Childhood traumas may up gambling disorder risk
Young boys who suffered traumas, including physical abuse or witnessing violence at home, are more likely to have gambling addictions and disorders in adulthood, according to a research.
The findings showed that children with probable pathological gambling problems, a common disorder, are more likely to suffer injuries, marital difficulties, homelessness, money problems and criminality as adults.
"This suggests that disordered gambling does not occur on its own, but that it is perhaps symptomatic of other social, behavioural and psychological problems of some individuals," said Amanda Roberts, forensic psychologist at the University of Lincoln, UK.
"We have found that among men, disordered gambling remains uniquely associated with trauma and life stressors in childhood and adulthood after adjusting for alcohol and drug dependence," Roberts added.
For the study, published in the journal Addictive Behaviours, the team examined responses in a survey of more than 3,000 men on a variety of life factors, and found that just over a quarter who had probable pathological gambling problems had witnessed violence in the home as a child. While ten per cent reported being physically abused in childhood, seven per cent said they had suffered a life-threatening injury.

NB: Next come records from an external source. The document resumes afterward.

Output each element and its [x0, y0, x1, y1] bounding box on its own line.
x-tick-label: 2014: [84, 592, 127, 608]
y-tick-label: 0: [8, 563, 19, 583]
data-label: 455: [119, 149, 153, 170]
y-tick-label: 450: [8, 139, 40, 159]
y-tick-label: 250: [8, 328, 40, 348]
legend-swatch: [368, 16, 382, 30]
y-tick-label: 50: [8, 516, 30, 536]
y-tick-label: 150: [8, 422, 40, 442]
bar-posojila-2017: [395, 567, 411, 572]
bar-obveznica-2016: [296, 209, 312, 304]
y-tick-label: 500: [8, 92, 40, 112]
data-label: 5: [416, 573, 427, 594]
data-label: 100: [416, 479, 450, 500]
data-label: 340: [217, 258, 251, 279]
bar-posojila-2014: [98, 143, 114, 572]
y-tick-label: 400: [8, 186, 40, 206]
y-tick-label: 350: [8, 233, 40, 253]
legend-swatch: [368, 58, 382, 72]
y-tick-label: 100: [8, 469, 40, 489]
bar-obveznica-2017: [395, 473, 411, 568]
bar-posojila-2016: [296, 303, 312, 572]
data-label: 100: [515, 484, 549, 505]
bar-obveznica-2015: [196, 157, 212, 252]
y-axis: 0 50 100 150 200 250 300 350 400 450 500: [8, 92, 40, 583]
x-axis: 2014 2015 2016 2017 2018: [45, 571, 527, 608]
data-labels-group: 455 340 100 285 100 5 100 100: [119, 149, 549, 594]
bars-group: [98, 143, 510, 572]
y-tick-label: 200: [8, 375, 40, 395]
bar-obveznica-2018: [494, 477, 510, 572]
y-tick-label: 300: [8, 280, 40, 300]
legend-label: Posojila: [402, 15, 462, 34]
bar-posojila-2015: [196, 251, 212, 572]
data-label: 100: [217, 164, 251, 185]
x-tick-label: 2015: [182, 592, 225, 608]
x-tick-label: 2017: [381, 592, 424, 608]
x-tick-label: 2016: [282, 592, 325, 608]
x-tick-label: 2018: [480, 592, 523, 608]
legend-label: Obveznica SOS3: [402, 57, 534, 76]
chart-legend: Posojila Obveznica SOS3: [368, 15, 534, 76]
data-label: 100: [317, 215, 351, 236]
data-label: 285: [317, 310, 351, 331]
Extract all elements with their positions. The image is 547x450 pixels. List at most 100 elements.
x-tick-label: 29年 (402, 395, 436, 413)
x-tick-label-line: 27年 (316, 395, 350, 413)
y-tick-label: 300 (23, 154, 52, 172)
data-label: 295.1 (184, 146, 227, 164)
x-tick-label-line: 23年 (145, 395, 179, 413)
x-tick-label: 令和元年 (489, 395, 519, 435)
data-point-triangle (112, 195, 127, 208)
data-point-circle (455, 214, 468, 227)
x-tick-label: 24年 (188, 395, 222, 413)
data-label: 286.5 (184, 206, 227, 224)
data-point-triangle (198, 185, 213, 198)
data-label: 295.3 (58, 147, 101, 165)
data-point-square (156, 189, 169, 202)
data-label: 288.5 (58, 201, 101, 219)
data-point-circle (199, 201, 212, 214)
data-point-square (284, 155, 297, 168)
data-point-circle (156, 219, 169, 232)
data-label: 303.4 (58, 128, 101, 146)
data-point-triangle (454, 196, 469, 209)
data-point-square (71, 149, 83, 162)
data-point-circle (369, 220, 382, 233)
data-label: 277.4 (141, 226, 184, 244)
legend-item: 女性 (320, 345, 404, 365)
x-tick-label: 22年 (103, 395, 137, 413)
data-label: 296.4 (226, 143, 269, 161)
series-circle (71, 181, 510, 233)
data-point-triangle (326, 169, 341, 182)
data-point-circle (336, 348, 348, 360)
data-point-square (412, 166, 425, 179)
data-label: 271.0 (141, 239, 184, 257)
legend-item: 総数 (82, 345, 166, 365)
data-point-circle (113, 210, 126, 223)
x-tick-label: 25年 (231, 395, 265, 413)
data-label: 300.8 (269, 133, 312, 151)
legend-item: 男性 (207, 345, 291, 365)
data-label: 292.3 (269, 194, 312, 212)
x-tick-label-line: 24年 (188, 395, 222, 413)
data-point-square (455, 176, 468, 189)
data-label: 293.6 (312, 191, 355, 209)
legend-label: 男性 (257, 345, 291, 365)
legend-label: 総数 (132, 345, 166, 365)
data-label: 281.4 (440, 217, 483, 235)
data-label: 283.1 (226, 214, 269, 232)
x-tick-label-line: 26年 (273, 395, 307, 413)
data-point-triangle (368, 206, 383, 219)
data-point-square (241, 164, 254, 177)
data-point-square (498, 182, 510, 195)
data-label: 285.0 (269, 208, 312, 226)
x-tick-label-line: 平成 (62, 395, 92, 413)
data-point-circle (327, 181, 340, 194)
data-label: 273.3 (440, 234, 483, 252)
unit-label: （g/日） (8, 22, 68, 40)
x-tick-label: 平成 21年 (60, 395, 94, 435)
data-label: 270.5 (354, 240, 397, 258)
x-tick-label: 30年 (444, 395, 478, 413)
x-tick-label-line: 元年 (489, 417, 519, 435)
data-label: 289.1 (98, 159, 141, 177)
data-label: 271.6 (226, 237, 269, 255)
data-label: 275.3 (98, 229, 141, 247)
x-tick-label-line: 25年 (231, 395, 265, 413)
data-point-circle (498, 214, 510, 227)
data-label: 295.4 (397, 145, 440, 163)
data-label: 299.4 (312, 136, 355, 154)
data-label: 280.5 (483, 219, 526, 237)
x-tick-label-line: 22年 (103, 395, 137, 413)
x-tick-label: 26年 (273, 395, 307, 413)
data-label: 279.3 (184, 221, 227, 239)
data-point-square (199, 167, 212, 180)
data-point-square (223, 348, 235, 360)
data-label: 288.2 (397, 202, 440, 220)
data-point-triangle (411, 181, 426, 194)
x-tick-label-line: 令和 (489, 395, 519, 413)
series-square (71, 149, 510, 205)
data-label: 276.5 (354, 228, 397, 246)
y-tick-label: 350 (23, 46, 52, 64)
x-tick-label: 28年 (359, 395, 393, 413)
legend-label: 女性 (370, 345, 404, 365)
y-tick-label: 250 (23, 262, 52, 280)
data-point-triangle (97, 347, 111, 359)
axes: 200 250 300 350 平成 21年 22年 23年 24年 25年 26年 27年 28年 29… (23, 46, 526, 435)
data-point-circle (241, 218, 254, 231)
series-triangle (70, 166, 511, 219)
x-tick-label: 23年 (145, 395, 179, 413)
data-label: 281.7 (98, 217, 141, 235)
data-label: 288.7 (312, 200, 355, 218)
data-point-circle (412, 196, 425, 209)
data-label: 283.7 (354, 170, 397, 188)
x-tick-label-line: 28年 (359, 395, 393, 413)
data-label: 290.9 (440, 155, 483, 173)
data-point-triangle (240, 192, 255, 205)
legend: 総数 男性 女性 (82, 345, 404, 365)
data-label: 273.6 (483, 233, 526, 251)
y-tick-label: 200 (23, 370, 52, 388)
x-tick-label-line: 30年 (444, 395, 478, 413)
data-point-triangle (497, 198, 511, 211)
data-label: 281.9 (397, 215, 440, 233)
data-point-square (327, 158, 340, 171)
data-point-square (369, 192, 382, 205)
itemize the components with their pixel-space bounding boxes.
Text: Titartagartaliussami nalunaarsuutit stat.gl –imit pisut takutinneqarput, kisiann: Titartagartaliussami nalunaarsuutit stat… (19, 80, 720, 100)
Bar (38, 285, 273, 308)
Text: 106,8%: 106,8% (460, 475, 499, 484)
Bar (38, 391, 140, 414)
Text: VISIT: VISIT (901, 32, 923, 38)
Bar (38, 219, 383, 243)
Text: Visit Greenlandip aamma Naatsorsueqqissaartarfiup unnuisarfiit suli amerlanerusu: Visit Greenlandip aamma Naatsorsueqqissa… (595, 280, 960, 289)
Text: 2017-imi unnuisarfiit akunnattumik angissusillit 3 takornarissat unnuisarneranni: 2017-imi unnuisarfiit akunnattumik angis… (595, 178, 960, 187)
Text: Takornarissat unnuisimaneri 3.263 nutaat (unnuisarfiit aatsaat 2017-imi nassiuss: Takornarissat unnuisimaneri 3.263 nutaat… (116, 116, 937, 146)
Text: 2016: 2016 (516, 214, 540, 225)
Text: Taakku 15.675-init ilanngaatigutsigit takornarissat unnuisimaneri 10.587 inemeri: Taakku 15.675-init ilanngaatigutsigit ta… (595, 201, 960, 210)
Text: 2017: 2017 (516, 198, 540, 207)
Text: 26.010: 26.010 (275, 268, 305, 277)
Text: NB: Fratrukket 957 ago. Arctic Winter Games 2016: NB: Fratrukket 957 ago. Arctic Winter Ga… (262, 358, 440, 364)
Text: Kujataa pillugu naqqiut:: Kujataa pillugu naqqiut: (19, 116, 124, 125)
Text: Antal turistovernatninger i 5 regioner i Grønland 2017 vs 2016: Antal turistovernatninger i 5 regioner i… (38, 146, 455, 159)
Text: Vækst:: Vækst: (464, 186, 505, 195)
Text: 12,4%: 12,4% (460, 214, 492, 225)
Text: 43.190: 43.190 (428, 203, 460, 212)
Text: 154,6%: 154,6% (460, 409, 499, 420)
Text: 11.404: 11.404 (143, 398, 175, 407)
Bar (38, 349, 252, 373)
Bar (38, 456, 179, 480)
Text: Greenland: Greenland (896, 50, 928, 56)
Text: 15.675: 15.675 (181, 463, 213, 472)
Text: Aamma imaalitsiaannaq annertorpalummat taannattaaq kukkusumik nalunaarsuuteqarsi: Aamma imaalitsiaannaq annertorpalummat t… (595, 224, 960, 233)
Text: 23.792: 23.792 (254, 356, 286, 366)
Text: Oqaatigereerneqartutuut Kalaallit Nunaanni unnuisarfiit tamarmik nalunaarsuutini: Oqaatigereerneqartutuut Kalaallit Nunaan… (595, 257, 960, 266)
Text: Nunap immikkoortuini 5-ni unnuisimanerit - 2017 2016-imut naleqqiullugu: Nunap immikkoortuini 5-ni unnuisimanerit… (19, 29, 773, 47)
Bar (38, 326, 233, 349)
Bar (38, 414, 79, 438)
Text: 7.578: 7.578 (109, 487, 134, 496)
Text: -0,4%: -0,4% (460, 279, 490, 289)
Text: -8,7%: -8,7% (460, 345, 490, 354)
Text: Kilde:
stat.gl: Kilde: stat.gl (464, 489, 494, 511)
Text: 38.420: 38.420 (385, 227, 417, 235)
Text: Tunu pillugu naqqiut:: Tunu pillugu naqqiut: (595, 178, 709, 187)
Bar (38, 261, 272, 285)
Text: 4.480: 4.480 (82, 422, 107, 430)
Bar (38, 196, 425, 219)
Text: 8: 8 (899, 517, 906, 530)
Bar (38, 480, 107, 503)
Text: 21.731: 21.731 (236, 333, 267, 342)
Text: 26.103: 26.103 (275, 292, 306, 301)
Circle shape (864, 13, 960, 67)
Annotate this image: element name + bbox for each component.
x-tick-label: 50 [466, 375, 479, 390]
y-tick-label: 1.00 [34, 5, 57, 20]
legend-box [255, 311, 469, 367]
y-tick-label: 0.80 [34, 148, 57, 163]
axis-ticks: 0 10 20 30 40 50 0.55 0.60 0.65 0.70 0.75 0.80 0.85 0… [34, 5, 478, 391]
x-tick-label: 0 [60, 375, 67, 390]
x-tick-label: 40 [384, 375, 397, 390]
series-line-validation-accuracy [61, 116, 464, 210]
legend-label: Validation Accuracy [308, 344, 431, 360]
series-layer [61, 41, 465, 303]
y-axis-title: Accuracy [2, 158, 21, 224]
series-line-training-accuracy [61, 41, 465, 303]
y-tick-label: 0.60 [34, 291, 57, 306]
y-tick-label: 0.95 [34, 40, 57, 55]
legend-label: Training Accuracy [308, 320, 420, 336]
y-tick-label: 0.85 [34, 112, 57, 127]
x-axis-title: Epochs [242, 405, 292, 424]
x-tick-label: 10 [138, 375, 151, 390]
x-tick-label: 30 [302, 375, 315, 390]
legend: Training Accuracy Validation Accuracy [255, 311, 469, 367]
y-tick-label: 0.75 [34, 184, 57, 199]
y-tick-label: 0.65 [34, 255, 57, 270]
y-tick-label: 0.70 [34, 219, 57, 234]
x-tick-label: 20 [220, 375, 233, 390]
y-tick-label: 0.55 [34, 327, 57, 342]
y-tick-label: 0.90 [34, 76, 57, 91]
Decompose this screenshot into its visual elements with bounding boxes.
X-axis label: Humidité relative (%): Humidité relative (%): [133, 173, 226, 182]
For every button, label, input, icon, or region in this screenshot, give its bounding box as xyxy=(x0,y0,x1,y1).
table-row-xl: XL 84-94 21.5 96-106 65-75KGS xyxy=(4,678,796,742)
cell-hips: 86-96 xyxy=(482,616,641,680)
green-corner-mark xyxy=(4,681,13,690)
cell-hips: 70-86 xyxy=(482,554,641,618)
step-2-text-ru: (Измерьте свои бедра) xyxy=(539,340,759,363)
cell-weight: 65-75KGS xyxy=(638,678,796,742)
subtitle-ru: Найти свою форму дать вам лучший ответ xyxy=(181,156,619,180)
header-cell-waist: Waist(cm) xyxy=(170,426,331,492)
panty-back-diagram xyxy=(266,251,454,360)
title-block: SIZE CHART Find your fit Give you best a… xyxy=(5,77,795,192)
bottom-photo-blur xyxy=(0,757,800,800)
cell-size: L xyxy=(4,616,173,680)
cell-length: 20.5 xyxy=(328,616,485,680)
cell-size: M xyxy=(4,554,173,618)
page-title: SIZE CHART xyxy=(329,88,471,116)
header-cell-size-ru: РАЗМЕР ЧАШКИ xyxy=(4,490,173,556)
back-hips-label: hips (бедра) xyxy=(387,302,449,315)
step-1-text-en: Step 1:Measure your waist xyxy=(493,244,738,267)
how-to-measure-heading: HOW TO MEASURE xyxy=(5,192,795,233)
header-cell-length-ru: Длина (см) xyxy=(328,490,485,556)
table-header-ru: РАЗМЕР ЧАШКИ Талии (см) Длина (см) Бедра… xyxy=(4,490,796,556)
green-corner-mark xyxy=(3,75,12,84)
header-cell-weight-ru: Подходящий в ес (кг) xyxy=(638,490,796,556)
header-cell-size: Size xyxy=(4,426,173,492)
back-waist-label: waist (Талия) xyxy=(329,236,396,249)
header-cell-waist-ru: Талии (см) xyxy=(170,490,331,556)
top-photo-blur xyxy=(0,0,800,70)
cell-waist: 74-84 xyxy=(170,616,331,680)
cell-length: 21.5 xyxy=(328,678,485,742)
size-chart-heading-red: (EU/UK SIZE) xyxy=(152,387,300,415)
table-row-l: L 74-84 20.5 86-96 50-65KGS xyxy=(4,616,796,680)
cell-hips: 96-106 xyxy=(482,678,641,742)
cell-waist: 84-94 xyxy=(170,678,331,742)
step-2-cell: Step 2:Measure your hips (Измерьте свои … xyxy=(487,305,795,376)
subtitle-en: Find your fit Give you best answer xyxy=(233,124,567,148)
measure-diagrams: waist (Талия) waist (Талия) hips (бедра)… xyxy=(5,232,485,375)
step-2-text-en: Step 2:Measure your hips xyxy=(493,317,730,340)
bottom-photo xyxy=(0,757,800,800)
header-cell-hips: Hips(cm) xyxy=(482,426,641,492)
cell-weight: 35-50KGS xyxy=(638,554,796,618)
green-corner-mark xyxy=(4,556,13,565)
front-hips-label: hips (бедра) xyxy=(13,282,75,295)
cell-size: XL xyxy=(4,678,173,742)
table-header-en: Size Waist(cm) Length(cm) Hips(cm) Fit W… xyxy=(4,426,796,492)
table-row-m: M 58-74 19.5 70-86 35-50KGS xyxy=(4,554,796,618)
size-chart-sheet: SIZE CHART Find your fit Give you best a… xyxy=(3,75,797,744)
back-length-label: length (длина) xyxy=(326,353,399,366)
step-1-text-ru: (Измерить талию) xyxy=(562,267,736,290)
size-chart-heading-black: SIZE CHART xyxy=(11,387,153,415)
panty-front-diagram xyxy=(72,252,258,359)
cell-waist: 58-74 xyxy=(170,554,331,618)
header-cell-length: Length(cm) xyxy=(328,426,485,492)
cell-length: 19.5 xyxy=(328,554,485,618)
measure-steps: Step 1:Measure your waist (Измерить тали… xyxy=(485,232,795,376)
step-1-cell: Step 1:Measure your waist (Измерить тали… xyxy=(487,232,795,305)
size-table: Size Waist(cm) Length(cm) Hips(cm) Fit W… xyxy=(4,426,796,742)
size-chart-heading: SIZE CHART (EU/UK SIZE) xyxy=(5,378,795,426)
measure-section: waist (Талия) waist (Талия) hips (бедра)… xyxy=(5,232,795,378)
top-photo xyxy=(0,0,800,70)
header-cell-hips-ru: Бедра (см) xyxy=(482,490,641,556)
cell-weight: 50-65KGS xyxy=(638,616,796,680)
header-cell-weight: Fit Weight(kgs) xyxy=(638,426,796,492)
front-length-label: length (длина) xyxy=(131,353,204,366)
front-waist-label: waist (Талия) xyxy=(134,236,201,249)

Nearly 23 per cent of men were identified as problem gamblers - displaying a less harmful relationship with gambling than their pathological peers - also reported witnessing violence at home, while the rate for non-problem gamblers was just eight per cent.
Similarly, men who reported personally suffering physical abuse in childhood, with ten per cent of pathological gamblers reporting being the victim of violence, versus nine per cent for problem gamblers and four per cent for non-problem gamblers.
"General experiences of stressful life events" such as job loss or homelessness in adulthood are not associated with "the same extreme psychological responses", suggesting that associations with traumatic events at an early age might increase vulnerability to developing gambling problems, Roberts noted.
The study highlights a need for gambling treatment services to include routine screening for traumatic life events or substance abuse, so that treatments can be better tailored.